WB brings housing aid deal home to govtReiterates grant in three tranches after achieving ‘defined milestones’
A day after Prime Minister KP Sharma Oli informed Parliament that the government was ready to release housing aid in two tranches, instead of three, the World Bank on Thursday wrote to the government, reminding it of the “principles agreed to at the International Conference on Nepal’s Reconstruction (ICNR 2015) between the Government of Nepal and development partners with regard to support for the Rural Housing Reconstruction Programme.”
Following week-long House obstruction by the Nepali Congress, which had been demanding that the government release the housing grant of Rs 200,000 in one go instead of three tranches, the ruling and the opposition parties on Wednesday had reached a deal as per which “the government will commit to releasing the housing grant in two tranches and the main opposition will let the House resume its business”.
In the letter sent to Minister for Finance Bishnu Poudel and CCed to major donors, World Bank Country Manager Takuya Kamata has reiterated four key principles of the agreement reached between the government and donors—equity, ownership, safer construction and transparency and accountability. “These principles are based on global best practices in the post-disaster reconstruction and are designed to ensure that eligible beneficiaries receive and utilise reconstruction grants for intended purposes, and funds are disbursed against third party verification after milestones are achieved,” reads the letter.
The letter has emphasised on disbursing the Rs 200,009 grant in three tranches of Rs 50,000, Rs 80,000 and Rs 70,000 respectively following the completion of the “defined milestones”. “Each payment will be subject to certification by competent technical personnel in order to ensure that the grants are used to build houses according to safer standards, using local materials and enhanced traditional construction techniques,” adds the letter.

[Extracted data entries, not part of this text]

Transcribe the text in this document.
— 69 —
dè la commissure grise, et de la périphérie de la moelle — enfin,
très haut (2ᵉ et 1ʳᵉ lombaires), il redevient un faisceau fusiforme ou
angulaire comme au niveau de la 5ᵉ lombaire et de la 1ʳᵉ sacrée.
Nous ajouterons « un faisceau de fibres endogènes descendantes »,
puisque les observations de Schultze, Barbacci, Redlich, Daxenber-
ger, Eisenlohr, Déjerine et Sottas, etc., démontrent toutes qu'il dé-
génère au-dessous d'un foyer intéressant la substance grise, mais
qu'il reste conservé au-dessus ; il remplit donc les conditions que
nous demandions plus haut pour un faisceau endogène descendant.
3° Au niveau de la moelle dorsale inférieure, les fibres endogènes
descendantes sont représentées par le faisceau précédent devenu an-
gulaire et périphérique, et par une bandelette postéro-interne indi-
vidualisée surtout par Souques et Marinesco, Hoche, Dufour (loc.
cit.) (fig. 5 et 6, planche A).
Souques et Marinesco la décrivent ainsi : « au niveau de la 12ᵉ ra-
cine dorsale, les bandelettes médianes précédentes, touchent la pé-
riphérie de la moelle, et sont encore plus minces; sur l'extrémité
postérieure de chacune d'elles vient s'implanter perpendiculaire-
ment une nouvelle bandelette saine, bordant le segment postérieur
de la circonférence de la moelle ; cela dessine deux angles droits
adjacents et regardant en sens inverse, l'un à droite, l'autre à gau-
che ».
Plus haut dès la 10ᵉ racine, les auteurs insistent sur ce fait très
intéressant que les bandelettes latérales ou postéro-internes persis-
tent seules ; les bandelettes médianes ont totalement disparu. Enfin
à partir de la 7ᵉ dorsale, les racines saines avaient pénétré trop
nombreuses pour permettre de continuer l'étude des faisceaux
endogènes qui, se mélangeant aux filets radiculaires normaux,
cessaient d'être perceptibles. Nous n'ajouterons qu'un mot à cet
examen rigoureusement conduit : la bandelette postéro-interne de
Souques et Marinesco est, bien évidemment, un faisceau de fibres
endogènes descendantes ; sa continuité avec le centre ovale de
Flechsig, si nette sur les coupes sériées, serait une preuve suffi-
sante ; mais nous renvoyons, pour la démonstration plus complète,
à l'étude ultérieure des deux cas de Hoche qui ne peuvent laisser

The letter has explicitly stated that the World Bank “is only authorised to provide financial programme following these modalities.” The Japan International Cooperation Agency, the United States Agency for International Development, Switzerland and Canada would observe the same process, the letter has outlined.
“This will be important for the government’s efforts to mobilise additional resources to close the substantial financing gap,” adds the letter.